Running VMA - NVIDIA Docs

This section shows how to run a simple network benchmarking test and compare the kernel network stack results to VMA.

Before running a user application, you must set the library libvma.so into the environment variable LD_PRELOAD. For further information, please refer to the VMA User Manual.

Example:

Copy
Copied!

            
            $ LD_PRELOAD=libvma.so sockperf server -i 11.4.3.3

Warning

If LD_PRELOAD is assigned with libvma.so without a path (as in the Example) then libvma.so is read from a known library path under your distributions’ OS otherwise it is read from the specified path.

As a result, a VMA header message should precede your running application.

Copy
Copied!

            
             VMA INFO: VMA_VERSION: 9.7.0-1 Release built on Oct 31 2022 14:45:59
 VMA INFO: Cmd Line: sockperf
 VMA INFO: OFED Version: MLNX_OFED_LINUX-5.8-1.0.1.1:
 VMA INFO: ---------------------------------------------------------------------------

The output will always show:

The VMA version
The application’s name (in the above example: Cmd Line: sockperf sr)

The appearance of the VMA header indicates that the VMA library is loaded with your application.

Running VMA using non-root Permission

Check if the LD can find the libvma library.

Copy
Copied!

            
            ld -lvma –verbose

Set the UID bit to enforce user ownership.

Copy
Copied!

            
            sudo chmod u+s /usr/lib64/libvma*
sudo chmod u+s /sbin/sysctl

Grant CAP_NET_RAW privileges to the application.

Copy
Copied!

            
            sudo setcap cap_net_raw,cap_net_admin+ep /usr/bin/sockperf

Launch the application under no root.

Copy
Copied!

            
            LD_PRELOAD=libvma.so sockperf sr --tcp -i 10.0.0.4 -p 12345
LD_PRELOAD=libvma.so sockperf pp --tcp -i 10.0.0.4 -p 12345 -t10

Benchmarking Example

Prerequisites

Install sockperf –a tool for network performance measurement
This can be done by either
- Downloading and building from source from: https://github.com/Mellanox/sockperf
- Using
  Copy
  
  Copied!
```
            
            yum install: yum install sockperf
        
```
Two machines, one serves as the server and the second as a client
- Management interfaces configured with an IP that machines can ping each other
- Physical installation of an NVIDIA® NIC in your machines

Your system must recognize the NVIDIA® NIC. To verify it recognizes it, run:

Copy
Copied!

            
            lspci | grep Mellanox

Output example:

Copy
Copied!

            
            $ lspci | grep Mellanox
82:00.0 Ethernet controller: Mellanox Technologies MT28800 Family [ConnectX-5 Ex]
82:00.1 Ethernet controller: Mellanox Technologies MT28800 Family [ConnectX-5 Ex]

Kernel Performance

Kernel Performance Server Side

On the first machine run:

Copy
Copied!

            
            $ sockperf server -i 11.4.3.3

Server side example output:

Copy
Copied!

            
            sockperf: [SERVER] listen on:sockperf: == version #3.7-no.git ==
sockperf: [SERVER] listen on:
[ 0] IP = 11.4.3.3        PORT = 11111 # UDP
sockperf: Warmup stage (sending a few dummy messages)...
sockperf: [tid 124545] using recvfrom() to block on socket(s)

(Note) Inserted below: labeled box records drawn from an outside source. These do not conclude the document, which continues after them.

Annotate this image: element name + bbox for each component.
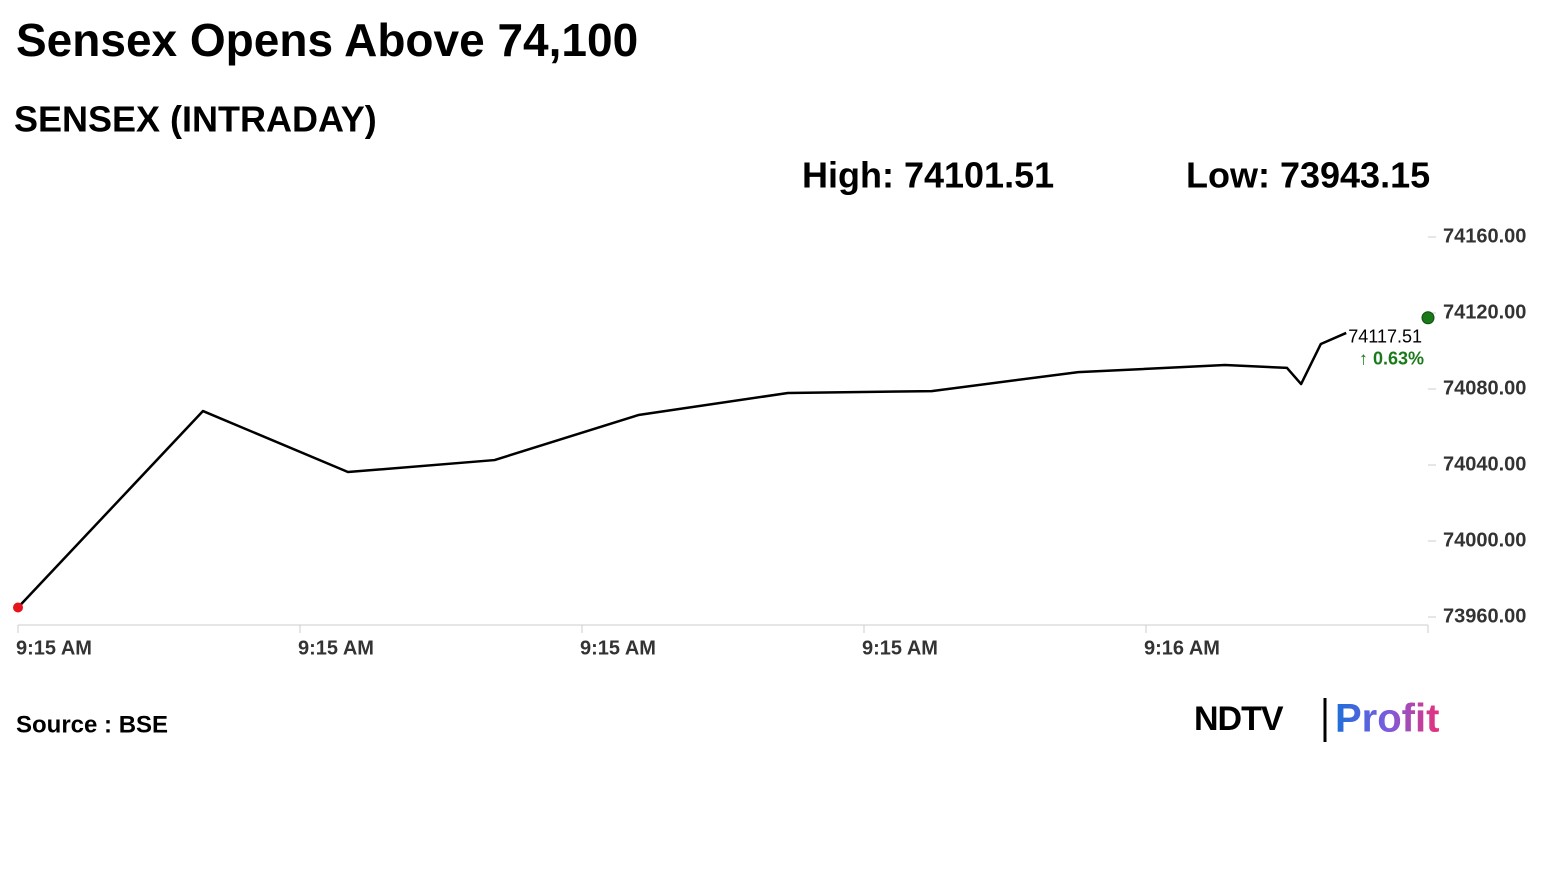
y-tick-label: 74000.00	[1443, 529, 1526, 551]
logo-product: Profit	[1335, 697, 1439, 741]
x-tick-label: 9:15 AM	[580, 637, 656, 659]
change-label: ↑ 0.63%	[1359, 348, 1424, 368]
y-tick-label: 74160.00	[1443, 225, 1526, 247]
price-line	[17, 331, 1347, 609]
chart-title: Sensex Opens Above 74,100	[16, 14, 638, 66]
y-tick-label: 74080.00	[1443, 377, 1526, 399]
x-tick-label: 9:16 AM	[1144, 637, 1220, 659]
y-tick-label: 74120.00	[1443, 301, 1526, 323]
y-tick-label: 74040.00	[1443, 453, 1526, 475]
chart-subtitle: SENSEX (INTRADAY)	[14, 99, 377, 140]
last-value-label: 74117.51	[1348, 326, 1422, 346]
y-tick-label: 73960.00	[1443, 605, 1526, 627]
source: Source : BSE	[16, 711, 168, 738]
last-point	[1421, 311, 1435, 325]
x-tick-label: 9:15 AM	[298, 637, 374, 659]
high-label: High: 74101.51	[802, 155, 1054, 196]
start-point	[13, 602, 23, 613]
x-tick-label: 9:15 AM	[862, 637, 938, 659]
low-label: Low: 73943.15	[1186, 155, 1430, 196]
logo-brand: NDTV	[1194, 700, 1284, 738]
x-tick-label: 9:15 AM	[16, 637, 92, 659]
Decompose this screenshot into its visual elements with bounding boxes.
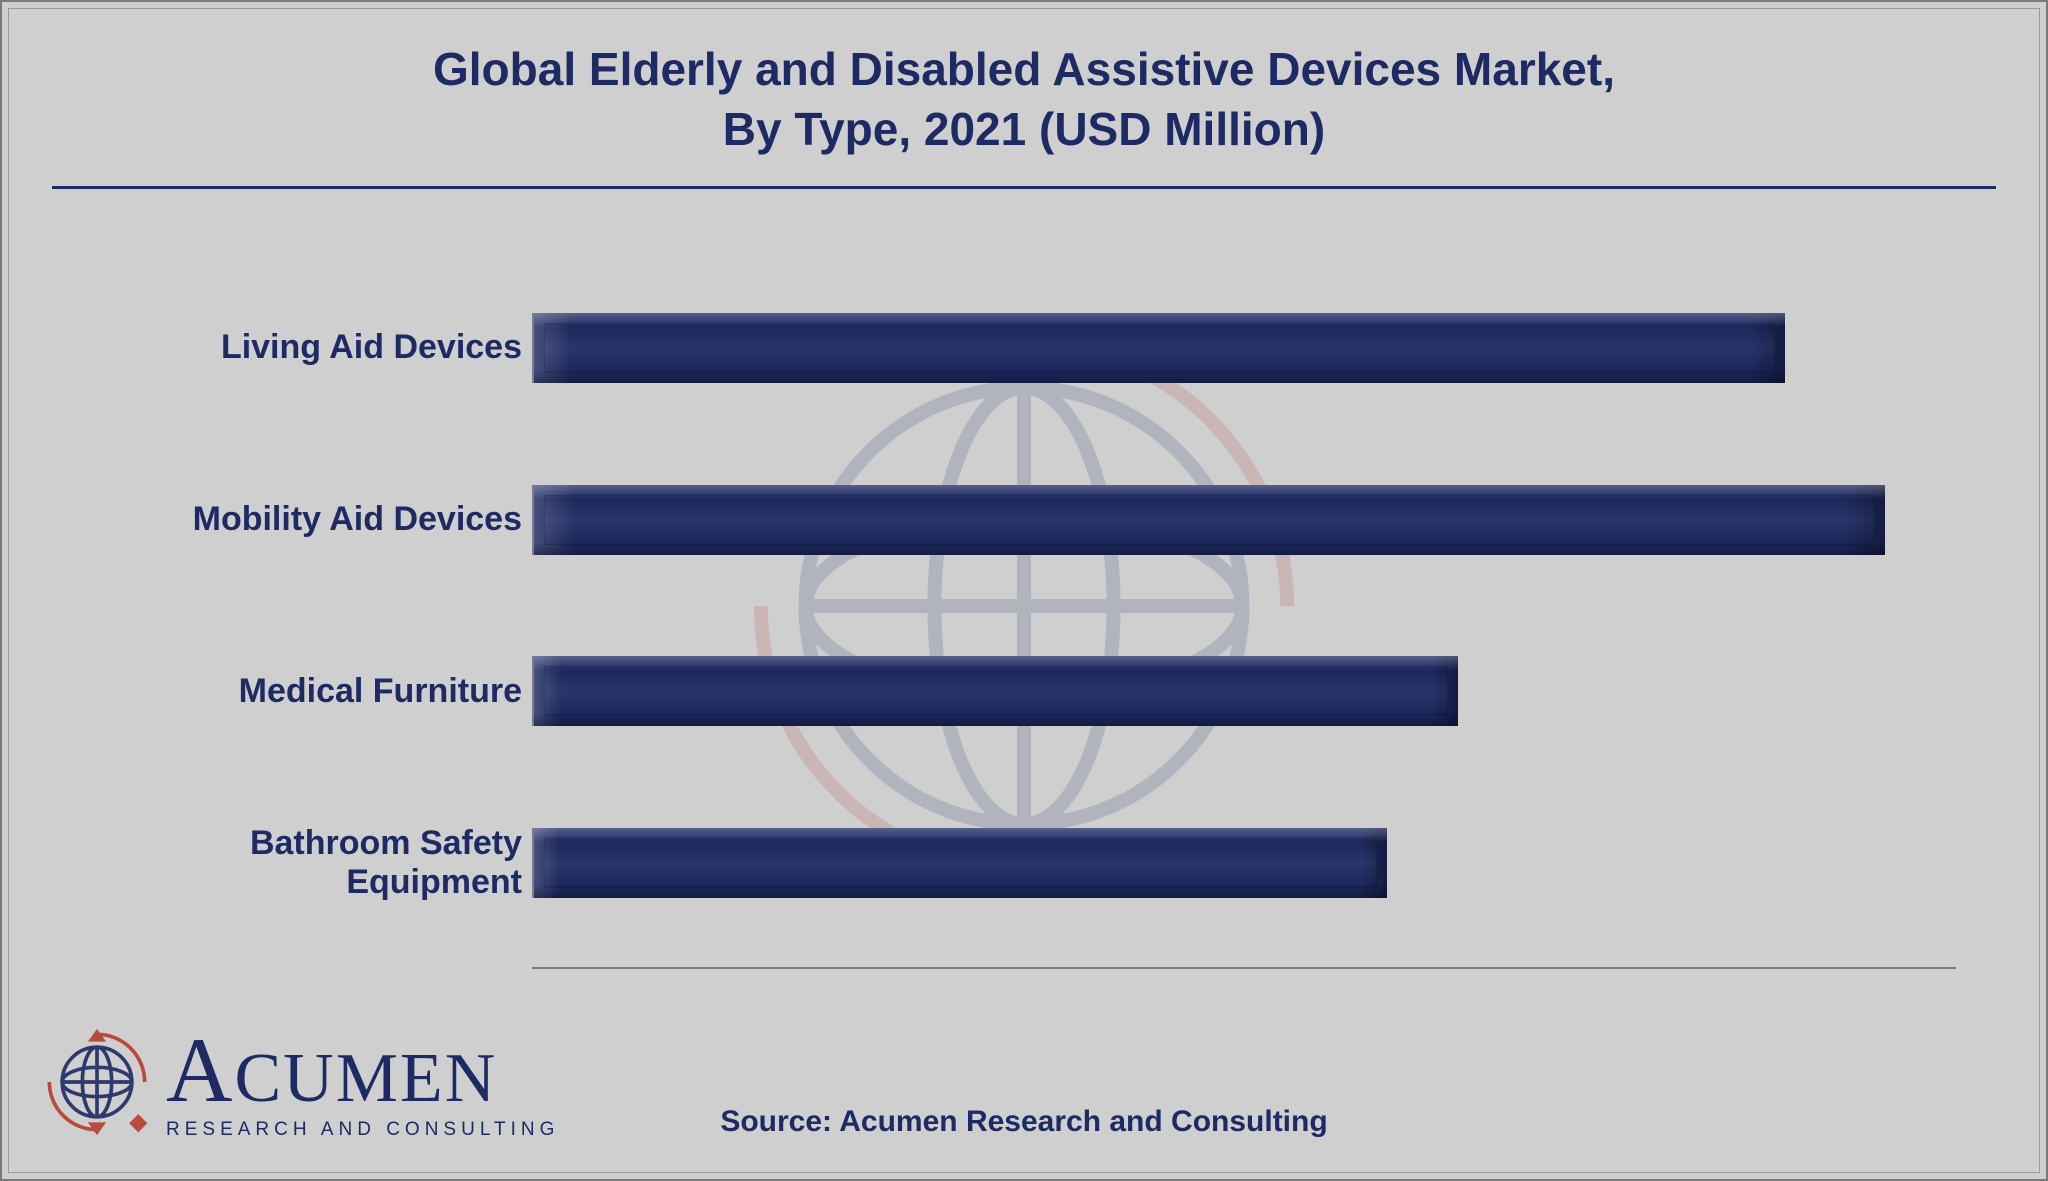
bar-track xyxy=(532,828,1956,898)
bar-rows: Living Aid Devices Mobility Aid Devices … xyxy=(92,232,1956,979)
bar-row: Medical Furniture xyxy=(92,636,1956,746)
footer: ACUMEN RESEARCH AND CONSULTING Source: A… xyxy=(2,1009,2046,1159)
logo-subline: RESEARCH AND CONSULTING xyxy=(166,1120,559,1139)
bar xyxy=(534,485,1885,555)
chart-area: Living Aid Devices Mobility Aid Devices … xyxy=(92,232,1956,979)
category-label: Medical Furniture xyxy=(92,672,532,711)
title-line-1: Global Elderly and Disabled Assistive De… xyxy=(2,42,2046,96)
source-attribution: Source: Acumen Research and Consulting xyxy=(720,1105,1327,1139)
bar xyxy=(534,828,1387,898)
x-axis-line xyxy=(532,967,1956,969)
chart-frame: Global Elderly and Disabled Assistive De… xyxy=(0,0,2048,1181)
logo-wordmark: ACUMEN xyxy=(166,1024,559,1116)
category-label: Mobility Aid Devices xyxy=(92,500,532,539)
bar-track xyxy=(532,313,1956,383)
title-rule xyxy=(52,186,1996,189)
category-label: Living Aid Devices xyxy=(92,328,532,367)
bar-track xyxy=(532,485,1956,555)
title-line-2: By Type, 2021 (USD Million) xyxy=(2,102,2046,156)
bar xyxy=(534,656,1458,726)
bar-row: Living Aid Devices xyxy=(92,293,1956,403)
brand-logo: ACUMEN RESEARCH AND CONSULTING xyxy=(42,1024,559,1139)
bar xyxy=(534,313,1785,383)
logo-globe-icon xyxy=(42,1027,152,1137)
bar-track xyxy=(532,656,1956,726)
chart-title: Global Elderly and Disabled Assistive De… xyxy=(2,2,2046,156)
category-label: Bathroom Safety Equipment xyxy=(92,824,532,902)
logo-text: ACUMEN RESEARCH AND CONSULTING xyxy=(166,1024,559,1139)
bar-row: Mobility Aid Devices xyxy=(92,465,1956,575)
bar-row: Bathroom Safety Equipment xyxy=(92,808,1956,918)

Kernel Performance Client Side

On the second machine run:

Copy
Copied!

            
            $ sockperf ping-pong -t 4 -i 11.4.3.3

Client-side example output:

Copy
Copied!

            
            sockperf: == version #3.7-no.git ==
sockperf[CLIENT] send on:sockperf: using recvfrom() to block on socket(s)
 
[ 0] IP = 11.4.3.3        PORT = 11111 # UDP
sockperf: Warmup stage (sending a few dummy messages)...
sockperf: Starting test...
sockperf: Test end (interrupted by timer)
sockperf: Test ended
sockperf: [Total Run] RunTime=4.000 sec; Warm up time=400 msec; SentMessages=307425; ReceivedMessages=307424
sockperf: ========= Printing statistics for Server No: 0
sockperf: [Valid Duration] RunTime=3.550 sec; SentMessages=272899; ReceivedMessages=272899
sockperf: ====> avg-lat=  6.488 (std-dev=0.396)
sockperf: # dropped messages = 0; # duplicated messages = 0; # out-of-order messages = 0
sockperf: Summary: Latency is 6.488 usec
sockperf: Total 272899 observations; each percentile contains 2728.99 observations
sockperf: ---> <MAX> observation =   20.484
sockperf: ---> percentile 99.999 =   17.732
sockperf: ---> percentile 99.990 =    9.364
sockperf: ---> percentile 99.900 =    8.491
sockperf: ---> percentile 99.000 =    7.963
sockperf: ---> percentile 90.000 =    6.975
sockperf: ---> percentile 75.000 =    6.831
sockperf: ---> percentile 50.000 =    6.307
sockperf: ---> percentile 25.000 =    6.212
sockperf: ---> <MIN> observation =    5.887

VMA Latency

Check the VMA performance by running sockperf and using the "VMA_SPEC=latency" environment variable.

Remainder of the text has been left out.